Les innovations de la fonction achats, à la peine
La transformation digitale est omniprésente, quels que soient les secteurs. Les directions achats assurent que les outils technologiques sont une clé pour les projets d'avenir. Pour autant, sur le terrain, l'innovation ne coule pas de source. Zoom sur l'ampleur des défis à relever.
Je m'abonneFaire bouger les lignes dans les achats semble plus délicat qu'il n'y paraît. L'Observatoire des achats et de l'innovation vient de rendre des conclusions quelque peu surprenantes, à rebours des intentions affichées par les directeurs achats dans de nombreuses études. Il indique que l'innovation au sens large (développer l'innovation, mettre en oeuvre une politique RSE, participer au business development, réaliser des veilles) "reste encore marginalement prioritaire pour les organisations achats avec une présence de 11 % à 25 % d'une de ces missions dans les cinq premiers objectifs affichés" Il souligne aussi "une faible implication systématique des achats dans les projets d'innovation."
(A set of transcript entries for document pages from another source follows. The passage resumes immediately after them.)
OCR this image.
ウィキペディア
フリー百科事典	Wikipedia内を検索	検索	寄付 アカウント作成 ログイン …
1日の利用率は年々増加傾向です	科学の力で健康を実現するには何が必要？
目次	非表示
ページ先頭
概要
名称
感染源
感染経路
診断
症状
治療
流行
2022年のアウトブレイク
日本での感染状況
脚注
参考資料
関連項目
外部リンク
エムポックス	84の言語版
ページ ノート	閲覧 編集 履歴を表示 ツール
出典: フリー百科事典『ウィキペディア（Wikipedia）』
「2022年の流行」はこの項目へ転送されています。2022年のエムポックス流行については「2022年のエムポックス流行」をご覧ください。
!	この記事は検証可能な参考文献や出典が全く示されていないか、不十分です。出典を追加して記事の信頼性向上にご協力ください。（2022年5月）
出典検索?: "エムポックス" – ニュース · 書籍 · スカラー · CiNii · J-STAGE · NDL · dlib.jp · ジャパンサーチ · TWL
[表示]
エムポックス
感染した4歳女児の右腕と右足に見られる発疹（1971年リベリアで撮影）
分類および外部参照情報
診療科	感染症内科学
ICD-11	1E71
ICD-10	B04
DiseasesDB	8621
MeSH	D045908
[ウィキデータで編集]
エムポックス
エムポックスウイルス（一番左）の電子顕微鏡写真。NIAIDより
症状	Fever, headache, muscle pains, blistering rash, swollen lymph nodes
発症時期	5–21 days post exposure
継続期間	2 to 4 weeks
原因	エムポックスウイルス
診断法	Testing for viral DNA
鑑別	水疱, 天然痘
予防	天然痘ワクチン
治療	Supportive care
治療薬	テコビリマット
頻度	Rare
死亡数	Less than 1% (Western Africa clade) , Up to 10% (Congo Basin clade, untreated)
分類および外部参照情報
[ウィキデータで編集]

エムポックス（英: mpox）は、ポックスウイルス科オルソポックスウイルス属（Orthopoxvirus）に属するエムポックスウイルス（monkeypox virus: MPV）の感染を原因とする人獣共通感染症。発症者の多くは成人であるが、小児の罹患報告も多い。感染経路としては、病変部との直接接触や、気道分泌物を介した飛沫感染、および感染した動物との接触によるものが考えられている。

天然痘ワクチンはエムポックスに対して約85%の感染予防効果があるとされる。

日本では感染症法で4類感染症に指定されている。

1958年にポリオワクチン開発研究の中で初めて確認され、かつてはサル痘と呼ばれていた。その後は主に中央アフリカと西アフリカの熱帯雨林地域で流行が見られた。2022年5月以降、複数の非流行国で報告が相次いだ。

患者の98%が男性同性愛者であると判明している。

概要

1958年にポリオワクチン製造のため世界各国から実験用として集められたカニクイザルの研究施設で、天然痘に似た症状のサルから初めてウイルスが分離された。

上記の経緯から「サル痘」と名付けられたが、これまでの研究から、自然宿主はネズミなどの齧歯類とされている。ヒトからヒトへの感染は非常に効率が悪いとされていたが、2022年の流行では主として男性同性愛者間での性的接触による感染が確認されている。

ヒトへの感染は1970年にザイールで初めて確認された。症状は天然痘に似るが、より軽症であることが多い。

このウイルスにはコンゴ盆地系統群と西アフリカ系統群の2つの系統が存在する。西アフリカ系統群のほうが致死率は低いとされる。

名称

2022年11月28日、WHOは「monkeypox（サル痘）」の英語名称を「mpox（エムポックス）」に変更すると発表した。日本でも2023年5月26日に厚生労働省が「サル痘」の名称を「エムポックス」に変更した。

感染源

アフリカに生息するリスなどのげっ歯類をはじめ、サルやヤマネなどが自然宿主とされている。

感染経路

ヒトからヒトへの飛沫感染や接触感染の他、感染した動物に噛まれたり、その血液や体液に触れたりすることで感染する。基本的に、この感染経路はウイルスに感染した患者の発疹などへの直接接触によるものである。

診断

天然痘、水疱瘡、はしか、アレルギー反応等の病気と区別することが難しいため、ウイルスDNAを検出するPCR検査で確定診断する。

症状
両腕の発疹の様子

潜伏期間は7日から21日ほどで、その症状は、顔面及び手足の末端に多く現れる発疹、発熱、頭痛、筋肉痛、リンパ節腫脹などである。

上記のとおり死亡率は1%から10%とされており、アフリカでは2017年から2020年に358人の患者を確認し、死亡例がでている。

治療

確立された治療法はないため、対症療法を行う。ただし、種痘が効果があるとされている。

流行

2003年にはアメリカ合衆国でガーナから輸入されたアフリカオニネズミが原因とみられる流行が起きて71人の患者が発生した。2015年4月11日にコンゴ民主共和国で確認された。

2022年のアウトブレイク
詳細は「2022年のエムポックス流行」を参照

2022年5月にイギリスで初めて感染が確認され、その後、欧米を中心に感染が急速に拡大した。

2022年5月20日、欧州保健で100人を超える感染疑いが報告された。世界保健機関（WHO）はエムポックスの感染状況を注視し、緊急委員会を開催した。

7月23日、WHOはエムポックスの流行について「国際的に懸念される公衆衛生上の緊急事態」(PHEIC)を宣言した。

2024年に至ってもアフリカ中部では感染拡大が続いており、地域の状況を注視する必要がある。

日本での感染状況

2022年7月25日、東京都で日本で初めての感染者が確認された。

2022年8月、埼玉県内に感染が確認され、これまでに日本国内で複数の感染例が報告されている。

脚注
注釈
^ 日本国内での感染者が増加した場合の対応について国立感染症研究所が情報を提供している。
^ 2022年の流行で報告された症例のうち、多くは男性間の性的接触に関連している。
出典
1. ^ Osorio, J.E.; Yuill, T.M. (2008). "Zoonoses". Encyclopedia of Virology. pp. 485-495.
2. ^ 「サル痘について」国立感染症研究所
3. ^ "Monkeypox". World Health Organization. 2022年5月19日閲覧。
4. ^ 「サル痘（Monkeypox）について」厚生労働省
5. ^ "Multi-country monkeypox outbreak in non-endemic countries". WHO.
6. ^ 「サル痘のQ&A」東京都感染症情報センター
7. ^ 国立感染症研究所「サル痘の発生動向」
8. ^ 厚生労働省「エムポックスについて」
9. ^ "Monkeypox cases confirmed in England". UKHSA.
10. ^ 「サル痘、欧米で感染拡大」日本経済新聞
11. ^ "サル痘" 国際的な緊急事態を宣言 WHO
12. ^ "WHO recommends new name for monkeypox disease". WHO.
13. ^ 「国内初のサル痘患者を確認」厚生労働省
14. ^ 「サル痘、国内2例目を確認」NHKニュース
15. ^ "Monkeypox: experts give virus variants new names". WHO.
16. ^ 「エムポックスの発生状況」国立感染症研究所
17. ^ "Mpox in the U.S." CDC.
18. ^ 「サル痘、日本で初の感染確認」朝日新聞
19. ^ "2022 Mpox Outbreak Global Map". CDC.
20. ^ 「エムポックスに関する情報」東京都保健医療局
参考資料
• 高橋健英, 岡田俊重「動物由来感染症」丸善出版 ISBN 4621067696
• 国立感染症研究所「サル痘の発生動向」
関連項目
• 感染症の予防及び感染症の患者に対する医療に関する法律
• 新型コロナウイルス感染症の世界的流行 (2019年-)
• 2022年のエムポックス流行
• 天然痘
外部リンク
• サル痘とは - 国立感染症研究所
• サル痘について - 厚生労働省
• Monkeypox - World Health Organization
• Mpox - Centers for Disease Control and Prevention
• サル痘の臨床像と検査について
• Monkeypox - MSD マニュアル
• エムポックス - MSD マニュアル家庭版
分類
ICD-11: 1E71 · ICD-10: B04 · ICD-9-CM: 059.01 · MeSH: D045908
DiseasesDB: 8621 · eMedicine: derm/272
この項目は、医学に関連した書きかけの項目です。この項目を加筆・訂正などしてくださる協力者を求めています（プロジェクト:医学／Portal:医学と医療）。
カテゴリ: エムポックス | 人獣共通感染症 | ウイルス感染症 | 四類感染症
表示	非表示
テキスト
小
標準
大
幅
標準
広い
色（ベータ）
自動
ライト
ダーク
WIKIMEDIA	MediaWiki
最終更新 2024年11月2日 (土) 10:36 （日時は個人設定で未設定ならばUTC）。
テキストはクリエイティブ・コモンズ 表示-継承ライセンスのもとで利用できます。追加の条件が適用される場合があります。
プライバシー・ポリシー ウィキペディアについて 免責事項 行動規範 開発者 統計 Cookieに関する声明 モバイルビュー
"La plupart des enquêtes aboutissent à une volonté d'être tourné vers l'avenir, vers le changement, mais elles s'adressent généralement aux CPO, La particularité de notre approche est d'avoir consulté les acheteurs sur le terrain. Ces derniers demandent de la conformité, de l'amélioration en termes de relations avec les fournisseurs bien plus que de l'innovation. Ce sont les directeurs achats qui mentionnent bien plus systématiquement l'innovation", précise Romaric Servajean-Hilst, professeur-associé Kedge Business School et directeur académique du MAI Executive education.
Peu d'implication dans les initiatives innovantes des entreprises
L'Observatoire révèle que plus les acheteurs sont impliqués tôt dans les projets d'innovation, plus ils sont susceptibles d'apporter de la valeur. Pour autant, les directions achats restent souvent marginalement engagées dans ce sens, au-delà de la gestion administrative des fournisseurs innovants. Seules 43% des personnes interrogées confient être "toujours impliquées" ou "la plupart du temps".
Tous les secteurs sont concernés par ces carences en matière d'innovation. "Nous avons même fait des constats très antinomiques au sein d'une même branche d'activité. Dans la grande distribution, les données remontées vont d'un extrême à l'autre. On y trouve des acheteurs qui sont restés de véritables cost killers dont les objectifs et attentes ne dépassent pas la question du prix, mais aussi des acheteurs enclins aux initiatives innovantes, en se tournant par exemple vers des fournisseurs alternatifs", ajoute Romaric Servajean-Hilst.
Pour évoluer sur ce plan, il préconise de "favoriser l'autonomie, la prise de risque et la collaboration entre les acteurs au sein d'un même écosystème. Il ne faut pas se contenter de faire ses KPI. Parallèlement, il importe que l'impulsion dans ce domaine vienne de la direction, mais celle-ci doit être relayée au sein des services, par des collaborateurs ayant un profil d'intraentrepreneur. Des sujets comme la résilience de la supply ou l'intégration de la dimension seront pris à bras le corps de cette manière."